Atenção ao clima está relacionado basicamente à temperatura e à chuva. Muito calor desgasta o corpo do biker, que pode fraquejar e cair. O frio endurece a musculatura e favorece a incidência de cãibras ou lesões. Já a chuva torna o piso mais escorregadio e pode diminuir a eficiência de alguns freios e pneus. Fique atento a essas condições e avalie como o conjunto bike/biker poderão ajudá-lo a diminuir o risco de acidentes.

Como dito anteriormente, a idéia aqui não é esgotar o tema "atenção", mas sim expor alguns elementos básicos que fazem a diferença na trilha. Capacete, luvas e óculos? Sempre. Se for iniciante: cotoveleiras e joelheiras.


foto: Santa Cruiser

Bóra pedalar!

10 comentários:

Anônimo disse...

ta aprendendo hein Rodolfo! show de bola o texto. Muito interessante e importante o tema da Atencao q o proprio Alemao jah levantou.
Imprudencia associada com negligencia e um pitaco de impericia e a cagada ta armada!!!

abs
German

luciana pinsky disse...

Gostei, Rodolpho, muito bom. E já que está no pique... sabe o que sinto falta? Aprender a cair. Já conversei com o German uma vez sobre isso. Deve haver jeitos "melhores" de cair, dicas para que se o pior acontecer que ele não seja tão ruim assim...
beijos,
Lu Pinsky

HeloWiza disse...

Rodolpho, show de bola!! Digno de quem faz treinamentos!!! Agora só falta um videozinho mostrando como cair para machucar menos! rsrsrsr. Se quiser eu seguro a camera enquanto vc cai ;)
PARABÉNS!!!

Rodolpho Arruda disse...

Hello Wiza!

Obrigado pela visita!
Vamos pensar num jeito de fazer esse vídeo ai. Será inédito no universo sideral.

bjs

Alemão disse...

Caramba! o que não faz um tombo...
Muito bom Rud's estamos priorizando a segurança sempre e a melhore forma de fazê-lo é registrando esses pensamentos.
Parabéns
Alemão

Anônimo disse...

Meus parabens...pq nao adianta a gente reclamar e brigar com o colega biker...é necessario sempre estarmos atentos a tudo e vc conseguiu expressar isso muito detalhadamente, cara vc nao esqueceu praticamente nada...ta valendo um manual já...rsrs. E pensar que comentar sobre este assunto ja me gerou ate uma mediação no grupo de discussao no meio do ano...
CONTINUA ASSIM, espero que sirva de alerta para todos nós

besitos
Jane

3o.set disse...

Muito bom, Rod, um acidente nao causa somente dano físico ao biker , mas envolve todo o grupo depois.
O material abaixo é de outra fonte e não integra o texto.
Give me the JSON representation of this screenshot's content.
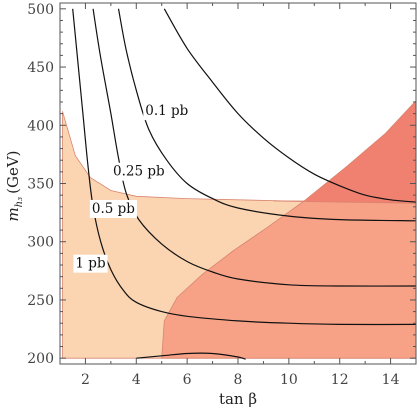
{
  "chart_data": {
    "type": "contour",
    "xlabel": "tan β",
    "ylabel": "m",
    "ylabel_subscript": "h₃",
    "ylabel_unit": "(GeV)",
    "xlim": [
      1,
      15
    ],
    "ylim": [
      195,
      505
    ],
    "x_ticks": [
      2,
      4,
      6,
      8,
      10,
      12,
      14
    ],
    "y_ticks": [
      200,
      250,
      300,
      350,
      400,
      450,
      500
    ],
    "grid": false,
    "colors": {
      "region_light": "#fbd4b2",
      "region_medium": "#f7a287",
      "region_dark": "#f08070",
      "region_edge": "#d98570",
      "contour": "#111111"
    },
    "shaded_regions": [
      {
        "id": "light",
        "boundary": [
          [
            1.1,
            200
          ],
          [
            1.1,
            412
          ],
          [
            1.6,
            374
          ],
          [
            2.2,
            355
          ],
          [
            3,
            344
          ],
          [
            4,
            339
          ],
          [
            6,
            337
          ],
          [
            8,
            336
          ],
          [
            10,
            335
          ],
          [
            12,
            334
          ],
          [
            15,
            333
          ],
          [
            15,
            200
          ]
        ]
      },
      {
        "id": "medium",
        "boundary": [
          [
            5,
            200
          ],
          [
            5.1,
            232
          ],
          [
            5.6,
            252
          ],
          [
            6.6,
            272
          ],
          [
            7.8,
            292
          ],
          [
            9.2,
            313
          ],
          [
            10.6,
            335
          ],
          [
            12.3,
            365
          ],
          [
            13.8,
            393
          ],
          [
            15,
            421
          ],
          [
            15,
            200
          ]
        ]
      },
      {
        "id": "dark",
        "boundary": [
          [
            9.4,
            335
          ],
          [
            12,
            334
          ],
          [
            15,
            333
          ],
          [
            15,
            421
          ],
          [
            13.8,
            393
          ],
          [
            12.3,
            365
          ],
          [
            10.6,
            335
          ]
        ]
      }
    ],
    "contours": [
      {
        "label": "0.1 pb",
        "label_at": [
          5.2,
          413
        ],
        "points": [
          [
            5.1,
            500
          ],
          [
            6,
            466
          ],
          [
            7,
            437
          ],
          [
            8,
            410
          ],
          [
            9,
            389
          ],
          [
            10,
            372
          ],
          [
            11,
            358
          ],
          [
            12,
            348
          ],
          [
            13,
            340
          ],
          [
            14,
            336
          ],
          [
            15,
            334
          ]
        ]
      },
      {
        "label": "0.25 pb",
        "label_at": [
          4.1,
          361
        ],
        "points": [
          [
            3.3,
            500
          ],
          [
            3.6,
            465
          ],
          [
            4,
            430
          ],
          [
            4.5,
            396
          ],
          [
            5.2,
            370
          ],
          [
            6,
            350
          ],
          [
            7,
            337
          ],
          [
            8,
            329
          ],
          [
            10,
            322
          ],
          [
            12,
            319
          ],
          [
            15,
            318
          ]
        ]
      },
      {
        "label": "0.5 pb",
        "label_at": [
          3.1,
          329
        ],
        "points": [
          [
            2.3,
            500
          ],
          [
            2.6,
            458
          ],
          [
            3,
            410
          ],
          [
            3.3,
            372
          ],
          [
            3.6,
            342
          ],
          [
            4.1,
            319
          ],
          [
            5,
            298
          ],
          [
            6,
            283
          ],
          [
            7,
            274
          ],
          [
            8,
            268
          ],
          [
            10,
            263
          ],
          [
            12,
            262
          ],
          [
            15,
            262
          ]
        ]
      },
      {
        "label": "1 pb",
        "label_at": [
          2.2,
          282
        ],
        "points": [
          [
            1.5,
            500
          ],
          [
            1.7,
            455
          ],
          [
            1.9,
            410
          ],
          [
            2.1,
            365
          ],
          [
            2.3,
            330
          ],
          [
            2.6,
            300
          ],
          [
            3,
            276
          ],
          [
            3.5,
            258
          ],
          [
            4,
            248
          ],
          [
            5,
            240
          ],
          [
            6,
            236
          ],
          [
            8,
            232
          ],
          [
            10,
            230
          ],
          [
            12,
            229
          ],
          [
            15,
            229
          ]
        ]
      },
      {
        "label": "",
        "label_at": null,
        "points": [
          [
            4,
            200
          ],
          [
            5,
            202
          ],
          [
            6,
            204
          ],
          [
            7,
            204
          ],
          [
            8,
            201
          ],
          [
            8.3,
            199
          ]
        ]
      }
    ]
  }
}
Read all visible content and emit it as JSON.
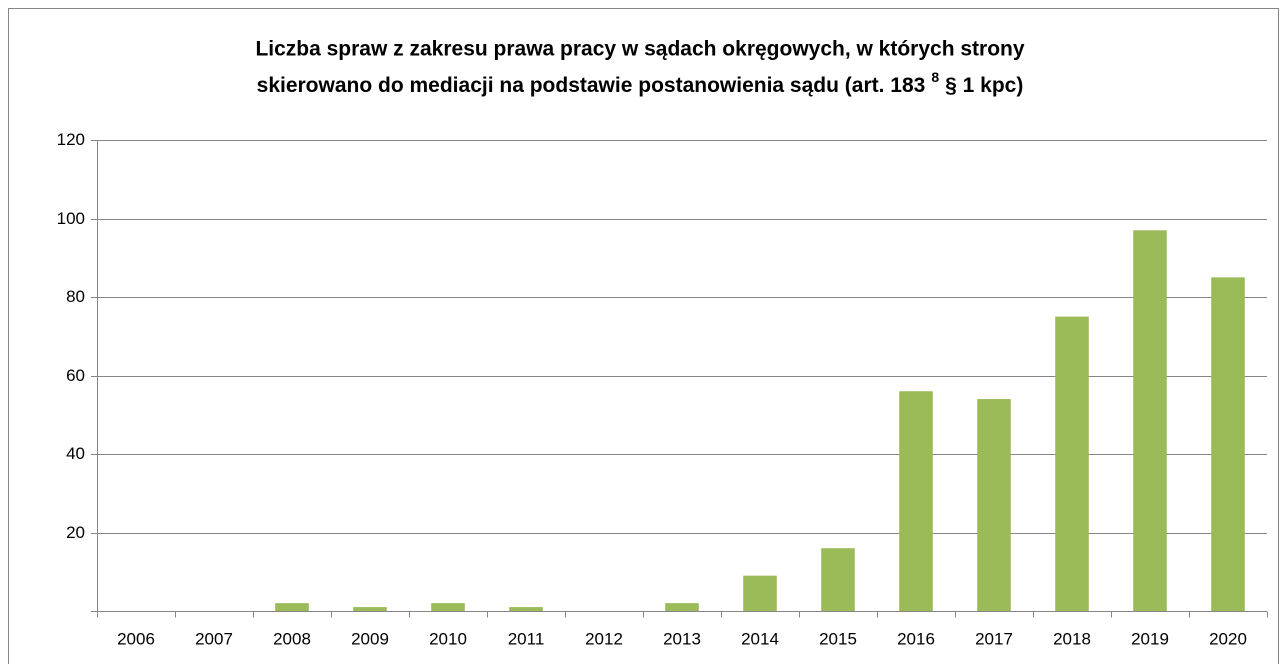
{
  "chart_data": {
    "type": "bar",
    "title": {
      "line1": "Liczba spraw z zakresu prawa pracy w sądach okręgowych, w których strony",
      "line2": "skierowano do mediacji na podstawie postanowienia sądu (art. 183",
      "superscript": "8",
      "line2_end": "§ 1 kpc)"
    },
    "categories": [
      "2006",
      "2007",
      "2008",
      "2009",
      "2010",
      "2011",
      "2012",
      "2013",
      "2014",
      "2015",
      "2016",
      "2017",
      "2018",
      "2019",
      "2020"
    ],
    "values": [
      0,
      0,
      2,
      1,
      2,
      1,
      0,
      2,
      9,
      16,
      56,
      54,
      75,
      97,
      85
    ],
    "color": "#9bbb59",
    "ylim": [
      0,
      120
    ],
    "yticks": [
      20,
      40,
      60,
      80,
      100,
      120
    ],
    "grid": true
  }
}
Isto o participante sempre deve ter em mente. Abr, Jurgen

Carol disse...

Ro, AMEIIII, o seu texto, vc consegue esclarecer e detalhar muito bem.PARABÉNS!!!
Tenho consciência, que a falta de controle emocional, pode acarretar num acidente, foi exatamente assim que eu me vi naquela descida, com muitas pedras e logo a frente uma curva . Infelizmente, eu só pensei em segurar a bike, mas como começou a derrapar, não tive calma, para soltar um pouco o freio e assim realinhá-la.
Como o desespero foi maior, não economizei freio e a queda foi inevitável.
Juro que numa próxima, tentarei incorporar todas as suas dicas ou algumas delas para me sair bem.
Bjs e obrigada.
Carol.

Herik disse...

preciso melhorar minha bike com freios melhores e usar cotoveleiras e joelheiras.
Mas já reparou que quase não existem joelheiras e cotoveleiras em lojas de bike?

Rodolpho Arruda disse...

Vc tem que procurar nas lojas que atendem o pessoal que faz freeride, porque ai vc pode comprar joelheiras e cotoveleiras para quem pedala (vide foto no posting). Tem gente que usa equip de proteção de outras modalidades, mas ai não é adequado... esquenta demais, prende o corpo etc.